You Will Have Realizations
In the village you will not have air conditioning and this means that mattresses are a menace to a good night’s sleep. Cambodians sleep on a straw mat on a wooden floor or cot. So say, one sweltering night, you try it and find it works a treat and you realize that there is little difference in the quality of your shut-eye that night or any other.
It turns out all that stuff about having the “perfect mattress” is hype. A mattress is one of many supposed essentials you can learn to do without and your life in the village becomes a process of freeing yourself from the conditioning years of advertising has inflicted on your brain.
Underserved Positions of Privilege
Cambodian society is very hierarchical. Everyone has a place and they stick to it with characteristic stoicism. As a guest and foreigner you are afforded quite high status in the village. Which means that chairs are quickly found, the best food is cooked and you will sit nearest the statue of the Buddha during communal meals – which is the Cambodian equivalent of being head of the table.
At first it’s a bit weird; you have all this respect but are not sure what you have done to earn it. But then, in village life, the idea of needing to earn a high position is moot. Some rare people rise through the ranks but places in the hierarchy are dished out at birth and stuck to like the old British class system or Indian Castes.
However, unlike the British Class system, there is no resentment/guilt complex around societal positions because Cambodia never flirted with the idea of being a meritocracy. So you can enjoy your privileged status responsibly.
You Will Really Get to Know Serey Mun’s Back Catalogue
It’s easy to dismiss Khmer pop music as substandard J-pop but one man defies such dismissal: Serey Mun. Effortlessly combining the smoothness of Peter Andre with the moves of a half-decent Jacko impersonator, Serey Mun has sung and rapped his way to the top.
Backed by a crew of obese, recorder-playing bouncers, Serey Mun is the best music you will hear in the village where any ceremony (and there are many) requires music to be blasted from a speaker stack that would make any Full Moon Party like a cake-sale for the Kington Choral Society.
You will learn to love his music through merciless repetition and your life will be enhanced in three key ways. Firstly, you get to listen to Srey Mun and he is genuinely good. Secondly, you are now officially “down with the kids” in Cambodia. Thirdly, you will be able to do the hand-flipping wedding dance-around-a-table better than ever.
Free Non-Snoozable Alarm Clock
While we’re on the subject of music played at a needlessly extreme volume we should talk about early rising. When you live without air conditioning, early rising is essential as it is impossible to do anything between the hours of 12-3pm. During these hours the wise man hides inside while fools gasp and collapse under the atomic sky.
Therefore, the earlier you get up the more you can get done. That’s if that pesky snooze button doesn’t interfere with your good intentions. But you don’t have to worry about that in the village. When ceremonies are being conducted, they play folk music at 5am very loud; this, combined with your lack of mattress, means that sleeping in is not a pleasant option and you can achieve that sleep pattern you always (ahem) dreamed of.
You Will Get Healthy
Once your guts have adjusted to the bacterial environment you will develop a stomach of iron – then you will find yourself actually feeling healthier and more energised from your food. Why? The massive lack of sugar and fat in the Khmer village diet. All the foods advertised in the West as “guilty pleasures” are not available hete so a healthy lifestyle is impossible to avoid. Their food is home-grown and organic and the ubiquitous soup aids digestion. Anxious label-reading and boring conversations about making the “right food choices” are absent because, well, what food choices?

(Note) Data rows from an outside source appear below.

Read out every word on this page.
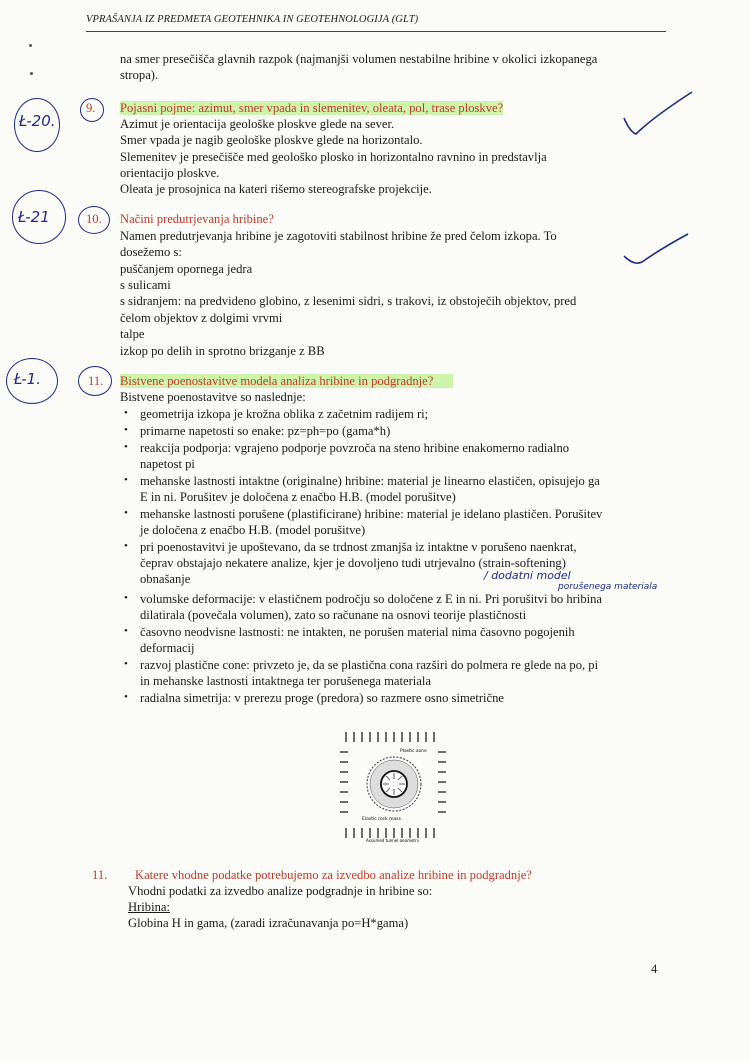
VPRAŠANJA IZ PREDMETA GEOTEHNIKA IN GEOTEHNOLOGIJA (GLT)
na smer presečišča glavnih razpok (najmanjši volumen nestabilne hribine v okolici izkopanega
stropa).
Ł-20.
9. Pojasni pojme: azimut, smer vpada in slemenitev, oleata, pol, trase ploskve?
Azimut je orientacija geološke ploskve glede na sever.
Smer vpada je nagib geološke ploskve glede na horizontalo.
Slemenitev je presečišče med geološko plosko in horizontalno ravnino in predstavlja
orientacijo ploskve.
Oleata je prosojnica na kateri rišemo stereografske projekcije.
Ł-21	10. Načini predutrjevanja hribine?
Namen predutrjevanja hribine je zagotoviti stabilnost hribine že pred čelom izkopa. To
dosežemo s:
puščanjem opornega jedra
s sulicami
s sidranjem: na predvideno globino, z lesenimi sidri, s trakovi, iz obstoječih objektov, pred
čelom objektov z dolgimi vrvmi
talpe
izkop po delih in sprotno brizganje z BB
Ł-1.	11. Bistvene poenostavitve modela analiza hribine in podgradnje?
Bistvene poenostavitve so naslednje:
• geometrija izkopa je krožna oblika z začetnim radijem ri;
• primarne napetosti so enake: pz=ph=po (gama*h)
• reakcija podporja: vgrajeno podporje povzroča na steno hribine enakomerno radialno
napetost pi
• mehanske lastnosti intaktne (originalne) hribine: material je linearno elastičen, opisujejo ga
E in ni. Porušitev je določena z enačbo H.B. (model porušitve)
• mehanske lastnosti porušene (plastificirane) hribine: material je idelano plastičen. Porušitev
je določena z enačbo H.B. (model porušitve)
• pri poenostavitvi je upoštevano, da se trdnost zmanjša iz intaktne v porušeno naenkrat,
čeprav obstajajo nekatere analize, kjer je dovoljeno tudi utrjevalno (strain-softening)
obnašanje	/ dodatni model
porušenega materiala
• volumske deformacije: v elastičnem področju so določene z E in ni. Pri porušitvi bo hribina
dilatirala (povečala volumen), zato so računane na osnovi teorije plastičnosti
• časovno neodvisne lastnosti: ne intakten, ne porušen material nima časovno pogojenih
deformacij
• razvoj plastične cone: privzeto je, da se plastična cona razširi do polmera re glede na po, pi
in mehanske lastnosti intaktnega ter porušenega materiala
• radialna simetrija: v prerezu proge (predora) so razmere osno simetrične
Plastic zone
Elastic rock mass
Assumed tunnel geometry
11. Katere vhodne podatke potrebujemo za izvedbo analize hribine in podgradnje?
Vhodni podatki za izvedbo analize podgradnje in hribine so:
Hribina:
Globina H in gama, (zaradi izračunavanja po=H*gama)
4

In a world where you eat rice and soup 90% of the time, the ironic thing is you get healthier… after being roundly trounced by the local bacteria. Fear not though, bacterial stomach upsets can be dealt with by a local doctor. One such doctor prescribed me – a male – antibiotics that turned out to be designed for treating vaginal infections. It fixed my stomach infection fine and, I’m sure, if I had a vagina, it would be in excellent shape. Badly prescribed medication aside, living in the village will probably make you healthier.
Cambodians have a saying which, badly translated, goes something like: “if you drink and are not drunk, why drink?” I hear it’s funnier if you speak Khmer. They have drinking rituals that would put any first year student to shame.
For instance, if you take a sip of your beer without first clinking your glass with everyone else, you are deemed “thirsty” and must down your drink immediately. If anyone wants to take a sip, they must clink glasses with everyone beforehand. Trouble is, when your glass is clinked you must also drink. The result is a very fast rate of drinking.
The situation is worsened by the fact that the beer cans are small and ice is added to the drink. It makes you think that you couldn’t possibly be that pissed and you probably can drive your moto home. You are wrong. It is time to get a sober friend to drive you home, bumping and hiccuping all the way.